Wetenschap is het stellen van vragen, het zoeken naar antwoorden en vervolgens proberen aan te tonen dat een antwoord al dan niet correct is. Check en dubbelcheck, hoor en wederhoor. En de mind graag zo open mogelijk. Ja ja, de lat ligt niet laag ...
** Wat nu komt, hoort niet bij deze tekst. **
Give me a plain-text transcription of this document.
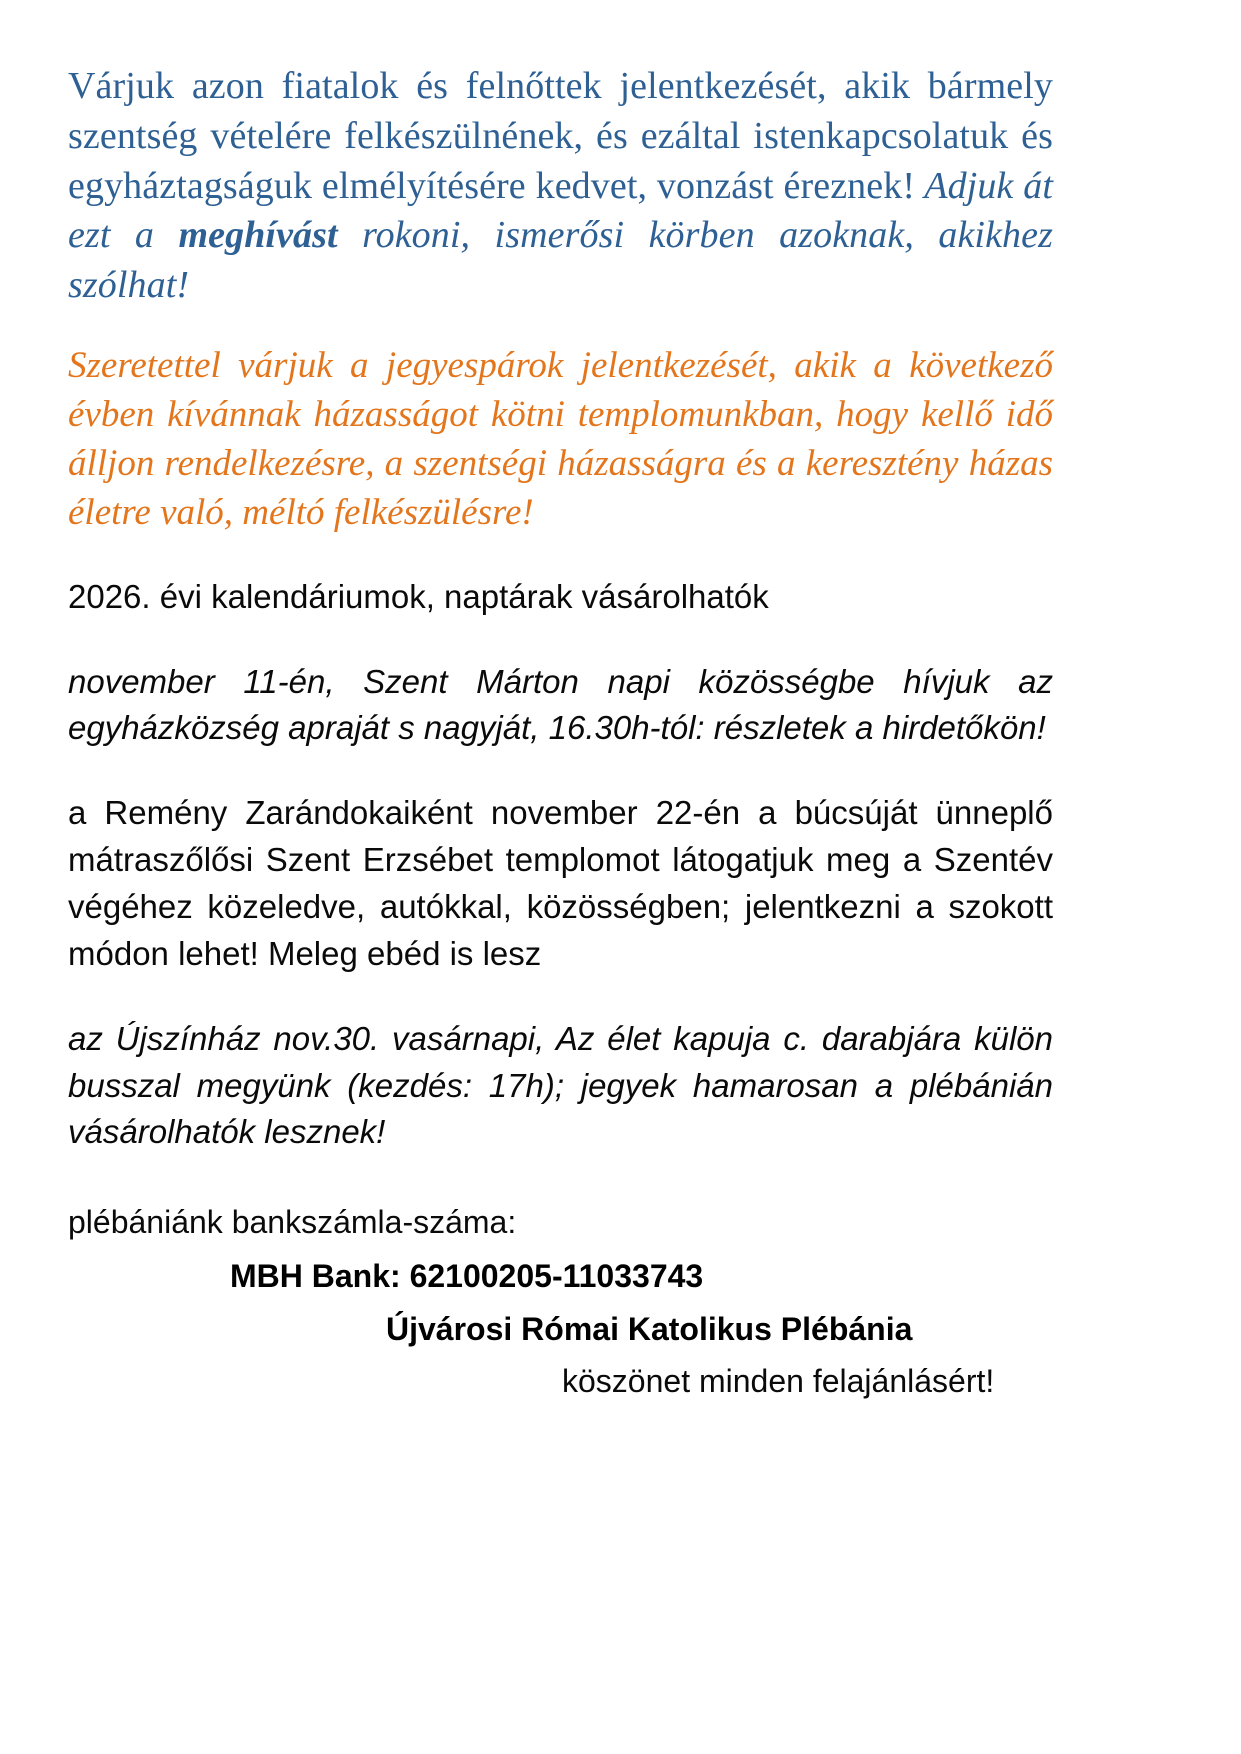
Várjuk azon fiatalok és felnőttek jelentkezését, akik bármely szentség vételére felkészülnének, és ezáltal istenkapcsolatuk és egyháztagságuk elmélyítésére kedvet, vonzást éreznek! Adjuk át ezt a meghívást rokoni, ismerősi körben azoknak, akikhez szólhat!

Szeretettel várjuk a jegyespárok jelentkezését, akik a következő évben kívánnak házasságot kötni templomunkban, hogy kellő idő álljon rendelkezésre, a szentségi házasságra és a keresztény házas életre való, méltó felkészülésre!

2026. évi kalendáriumok, naptárak vásárolhatók

november 11-én, Szent Márton napi közösségbe hívjuk az egyházközség apraját s nagyját, 16.30h-tól: részletek a hirdetőkön!

a Remény Zarándokaiként november 22-én a búcsúját ünneplő mátraszőlősi Szent Erzsébet templomot látogatjuk meg a Szentév végéhez közeledve, autókkal, közösségben; jelentkezni a szokott módon lehet! Meleg ebéd is lesz

az Újszínház nov.30. vasárnapi, Az élet kapuja c. darabjára külön busszal megyünk (kezdés: 17h); jegyek hamarosan a plébánián vásárolhatók lesznek!

plébániánk bankszámla-száma:

MBH Bank: 62100205-11033743

Újvárosi Római Katolikus Plébánia

köszönet minden felajánlásért!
Overigens denk ik zelf dat het zo'n vaart niet zal lopen met het volledig ontkrachten van de conclusies van deze Oostenrijkse onderzoekers. Ik vermoed dat er een ontwikkeling in gang is gezet die oosterse en westerse visies dichter bij elkaar gaat brengen. Dat er nog wel wat water door de Rijn zal stromen voordat dat allemaal rond is, lijkt me evident. Allereerst zijn er voor dit soort onderzoek geen grote potten geld beschikbaar zoals voor medicijnonderzoek wel het geval is. Ten tweede hebben we het over heel kwetsbare weefselstructuren, die eigenlijk in een stoffelijk overschot niet optimaal te onderzoeken zijn. Nieuwe cameratechnieken zullen mogelijk veel nieuws toe te voegen hebben in de komende jaren.
Tenslotte noemde ik hierboven – onder het kopje 'Nieuwe kennis?' – al een aantal schrijvers en therapieën van wie de invloed langzaam maar zeker groter wordt, dat gaat hopelijk ook helpen om meer bekendheid voor deze nieuwe kennis te genereren.
In het onderzoek staat helaas verder géén nadere info over de elektrische eigenschappen van de weefsels, zoals de geleidbaarheid. Immers, het aantonen van meridianen is een prachtige aanleiding om te onderzoeken hoe zij de energie van punt naar punt transporteren en wat de aard van die energie is. Zoals ik in het begin vermeldde, had één onderzoekslid een achtergrond in dit vakgebied. Hopelijk komt er in een later artikel aandacht voor deze aspecten.
Verder viel het mij op dat de lijst van bronnen die de onderzoekers bijvoegen niet erg lang is en maar 18 publicaties omvat. Mij dunkt dat er meer referentiemateriaal moet zijn, want de hierboven genoemde anatomie-professor en fascia-specialist Carla Stecco komt niet in het lijstje voor, wat mij betreft een gemiste kans.
Bron
Hindawi
Evidence-Based Complementary and Alternative Medicine
Volume 2019, Article ID 6976892, 8 pages
https://doi.org/10.1155/2019/6976892
Het artikel verscheen in de eerste helft van 2019.
Het duurt vaker lang voordat nieuwe theorieën vaste grond onder de voeten vinden bij de “gevestigde orde”. Zo schreef Stephen Porges al in 1994 over de polyvagaaltheorie, en zien we nu, anno 2024, dus 30 jaar later, dat men in de psychologie en psychiatrie wat over de koudwatervrees heen aan het komen is.
Dus gechecked in de vijfde editie.
Ik zie het soms wel en soms ook niet.
De term morfologie onderscheidt zich van anatomie, omdat morfologie de complete bouw van een organisme bestudeert en niet een specifiek onderdeel zoals organen, cellen of weefsels.